Our findings showed that healthy young and old adults can modulate reaching kinematics independent from motor flexibility. While in the main experiment participants reached at maximal speed, in the control experiment we matched the two age groups’ reaching speed and compared motor flexibility. Young adults in the control vs. the main experiment reached more slowly, achieved lower peak velocities and longer deceleration times, mimicking the effects of age on end-effector kinematics as reported previously and observed in the main experiment (Sleimen-Malkoun et al. 2013; Van Halewyck et al. 2015). We found no difference in motor flexibility between the young groups reaching rapidly or at a self-selected pace, which implies that movement speed did not affect our motor flexibility data. Predictably, age-related adaptations in end-effector kinematics did not correlate with adaptations in motor flexibility. Thus, movement speed did not confound the motor flexibility data. Furthermore, there was no association between the kinematic behavior and motor flexibility in young and old adults implying that the neuromuscular system can adapt end-effector kinematics independent of motor flexibility and vice versa.

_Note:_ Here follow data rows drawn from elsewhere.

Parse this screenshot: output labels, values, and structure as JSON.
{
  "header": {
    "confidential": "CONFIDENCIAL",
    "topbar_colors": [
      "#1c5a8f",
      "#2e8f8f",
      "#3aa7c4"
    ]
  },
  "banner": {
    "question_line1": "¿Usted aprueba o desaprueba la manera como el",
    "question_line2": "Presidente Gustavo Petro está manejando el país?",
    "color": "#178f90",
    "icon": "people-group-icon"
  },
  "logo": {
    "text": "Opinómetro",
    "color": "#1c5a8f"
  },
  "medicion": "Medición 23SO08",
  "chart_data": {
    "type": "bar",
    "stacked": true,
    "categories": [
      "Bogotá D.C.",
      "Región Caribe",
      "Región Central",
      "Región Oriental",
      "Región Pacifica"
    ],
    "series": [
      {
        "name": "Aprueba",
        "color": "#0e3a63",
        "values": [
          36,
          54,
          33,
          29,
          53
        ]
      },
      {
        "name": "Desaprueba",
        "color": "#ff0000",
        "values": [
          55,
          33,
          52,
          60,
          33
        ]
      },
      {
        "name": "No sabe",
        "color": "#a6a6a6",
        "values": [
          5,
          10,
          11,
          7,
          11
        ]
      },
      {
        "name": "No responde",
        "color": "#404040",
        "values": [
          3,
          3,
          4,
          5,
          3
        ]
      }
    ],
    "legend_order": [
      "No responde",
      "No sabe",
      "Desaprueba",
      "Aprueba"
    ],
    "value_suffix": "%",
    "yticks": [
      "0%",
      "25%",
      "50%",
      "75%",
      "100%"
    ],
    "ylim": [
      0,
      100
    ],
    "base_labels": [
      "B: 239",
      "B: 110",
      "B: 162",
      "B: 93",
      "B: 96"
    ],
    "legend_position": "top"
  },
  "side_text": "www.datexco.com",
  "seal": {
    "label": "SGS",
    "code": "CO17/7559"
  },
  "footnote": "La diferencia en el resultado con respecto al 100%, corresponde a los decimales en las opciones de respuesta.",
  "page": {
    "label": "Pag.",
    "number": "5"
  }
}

We propose that the ability to independently modulate reaching kinematics and motor flexibility is advantageous because young and old adults alike can perform goal-directed reaching tasks rapidly without compromising motor flexibility.

Limitations

We suspect that our and previous experimental setups might limit young and old adults’ capacity to explore the available motor flexibility, leaving possible age differences undetected during reaching. The UCM method decomposes trial-to-trial variability in the effector system into variability stabilizing and de-stabilizing the performance variable around its mean (Latash et al. 2002, 2007; Scholz and Schöner 1999). This across trial analysis requires participants to repeatedly execute the movement from the same start to the same target position. This experimental setup and design (i.e., the repetitive movement from one position to another) might confine the exploration of alternative joint angle configurations. The restricting nature of the setup might have minimized any age effects on exploratory behavior even when participants performed the task as fast as possible under challenging dexterity and physical demands. We, once again, note that a lack of age effect on flexibility was present vis-à-vis the low acceleration and prolonged deceleration of the reaching movement in old adults, a finding reported previously (Sleimen-Malkoun et al. 2013; Jacques et al. 2013). Lastly, most of our participants were female and even though the statistical analyses suggested no gender effects, it is still possible that gender inequality might have affected the results.

Conclusion

The data challenge the prevailing view that old age affects movement capabilities in general and provide evidence that healthy old adults preserve motor flexibility during a goal-directed upper extremity reaching task. We propose that a preservation of motor flexibility would allow both young and old adults to accurately perform reaching tasks under various physical and dexterity constraints. Future studies should examine the underlying mechanisms of motor flexibility. Studies applying UCM analysis should investigate how experimental set-ups affect movement exploration, leaving possible age differences undetected.